Nimble hopped to comply, water scattering from his hair and dripping on his skin. He placed the milk near Morgan’s hip with a shiver that he didn’t seem to notice.

Then he went to the farm table, sat down, and dumped spoonful after spoonful of sugar from the blue-and-white bowlinto his coffee, so much that it might have turned into coffee-flavored syrup.

He drank it that way, black and sweet, cupping his hands around the mug to warm them, looking at Morgan with happy eyes. “This is the life, eh?” he said, smacking his lips.

“It’s just coffee,” Morgan said, though grousing about it seemed to take more energy than simply enjoying the moment. Morgan sat down as well and doctored his coffee more slowly: a little sugar, some milk. He took a sip.
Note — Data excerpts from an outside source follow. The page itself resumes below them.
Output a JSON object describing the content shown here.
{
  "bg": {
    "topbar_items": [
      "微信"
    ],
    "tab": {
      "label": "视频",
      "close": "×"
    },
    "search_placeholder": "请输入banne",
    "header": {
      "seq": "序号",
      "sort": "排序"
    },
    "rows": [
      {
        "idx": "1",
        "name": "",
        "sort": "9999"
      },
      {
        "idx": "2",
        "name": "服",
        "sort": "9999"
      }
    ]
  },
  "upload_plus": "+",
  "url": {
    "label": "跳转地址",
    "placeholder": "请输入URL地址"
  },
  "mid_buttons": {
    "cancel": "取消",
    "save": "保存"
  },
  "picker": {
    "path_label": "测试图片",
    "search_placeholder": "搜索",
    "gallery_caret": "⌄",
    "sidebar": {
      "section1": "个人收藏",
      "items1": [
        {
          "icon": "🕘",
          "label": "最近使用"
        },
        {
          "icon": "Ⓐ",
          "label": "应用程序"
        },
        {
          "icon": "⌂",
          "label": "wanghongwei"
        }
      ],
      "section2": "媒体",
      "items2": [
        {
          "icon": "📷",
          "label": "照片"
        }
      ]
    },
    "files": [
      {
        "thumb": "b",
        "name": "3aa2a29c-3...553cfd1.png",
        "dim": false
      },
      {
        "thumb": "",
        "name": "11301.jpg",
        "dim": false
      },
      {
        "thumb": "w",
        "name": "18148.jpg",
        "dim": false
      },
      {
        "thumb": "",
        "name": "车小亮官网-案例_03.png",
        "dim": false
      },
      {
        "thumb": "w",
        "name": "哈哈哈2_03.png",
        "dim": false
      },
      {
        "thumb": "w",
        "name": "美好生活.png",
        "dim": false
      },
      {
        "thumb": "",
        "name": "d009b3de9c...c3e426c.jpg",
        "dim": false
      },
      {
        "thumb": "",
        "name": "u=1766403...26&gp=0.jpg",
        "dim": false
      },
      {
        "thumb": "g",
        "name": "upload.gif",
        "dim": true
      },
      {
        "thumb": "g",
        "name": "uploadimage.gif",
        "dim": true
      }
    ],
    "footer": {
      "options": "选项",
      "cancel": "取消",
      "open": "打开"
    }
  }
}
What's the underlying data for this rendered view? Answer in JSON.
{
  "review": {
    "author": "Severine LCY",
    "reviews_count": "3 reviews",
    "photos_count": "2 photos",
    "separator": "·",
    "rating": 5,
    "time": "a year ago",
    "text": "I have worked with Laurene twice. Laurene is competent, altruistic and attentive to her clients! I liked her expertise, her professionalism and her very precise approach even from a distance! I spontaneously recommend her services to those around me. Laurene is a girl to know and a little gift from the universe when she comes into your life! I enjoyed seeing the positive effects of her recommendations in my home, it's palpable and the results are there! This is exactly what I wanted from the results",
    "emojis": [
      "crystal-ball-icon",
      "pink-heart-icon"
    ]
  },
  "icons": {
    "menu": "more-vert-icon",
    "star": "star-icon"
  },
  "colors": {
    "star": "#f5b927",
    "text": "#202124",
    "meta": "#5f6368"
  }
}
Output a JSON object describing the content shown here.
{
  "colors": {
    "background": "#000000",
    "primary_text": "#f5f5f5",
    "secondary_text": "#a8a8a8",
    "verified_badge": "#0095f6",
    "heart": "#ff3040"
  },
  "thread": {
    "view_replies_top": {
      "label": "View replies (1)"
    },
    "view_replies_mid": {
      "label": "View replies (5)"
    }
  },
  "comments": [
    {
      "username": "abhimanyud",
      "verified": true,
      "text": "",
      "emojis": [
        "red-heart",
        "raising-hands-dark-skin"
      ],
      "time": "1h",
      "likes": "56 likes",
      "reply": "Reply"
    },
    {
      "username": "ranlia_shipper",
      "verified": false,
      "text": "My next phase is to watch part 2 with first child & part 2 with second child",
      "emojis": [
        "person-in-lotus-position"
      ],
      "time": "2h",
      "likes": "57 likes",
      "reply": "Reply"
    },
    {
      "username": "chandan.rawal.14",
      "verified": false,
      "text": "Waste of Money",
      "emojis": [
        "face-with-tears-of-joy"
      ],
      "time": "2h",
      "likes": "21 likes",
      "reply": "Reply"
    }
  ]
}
It was hot, which was good on such a cold morning.

“Wait till you try making coffee in an old metal coffee can over a fire in a barrel on a moving train.”

“You never did that,” Morgan scoffed, reminded, with some surprise, how nice it was to have someone to talk to while he woke up.

“Sure did.” Confidence beamed from Nimble’s green eyes. “Can I make those eggs now?”

With a sigh, Morgan made a go-ahead gesture. He wasn't used to eating breakfast these days, though he supposed he should eat.

Nimble whistled softly as he got eggs and bacon out of the fridge and opened the wrapping around the loaf of bread.

If someone had ever told Morgan that he’d be grateful to be stuck inside with a near-perfect stranger during a blizzard, he would have called that person crazy or, at the very least, a liar. Yet there he was a little while later, having stumbled through a shower and a shave, sitting down to a breakfast of fried eggs, bacon, and toast across the table from Nimble, who might have been a serial killer in his other, train-hopping life, but probably wasn’t.

As they ate, he listened to the wind howl, the snow spitting against the glass, the cold oozing through the single panes, grateful that nobody would be showing up at the store, at leastfor a while. Mabel and her dog wouldn’t come by like an army general and her attaché to check on Morgan, judging whether or not he’d gotten the feed and grain up and running like it should be.

He watched Nimble inhale the breakfast that he’d so efficiently and joyfully prepared, pleased that except for the unearthly sounds the storm was making, he could get a little peace and quiet. Less hustle, no bustle, and breakfast made for him by an unlikely cook.

When he’d shown up yesterday, Nimble hadn’t looked like he knew the meaning of hot water and soap, yet there he was, after his own quick shower while Morgan guzzled a second cup of coffee, having cleaned up very well.

Morgan couldn’t stop looking at his freckles, the plane of his jaw, the dimple in his left cheek.

As well, Morgan could see the bones beneath Nimble’s skin, as though he sometimes went without enough to eat—and now that Morgan thought about it, it was so plainly true it made him pause as he chewed a piece of bacon. There was only one piece left on the serving plate, and he wondered if they should split it. As if there weren’t more in the fridge, just waiting to be fried up.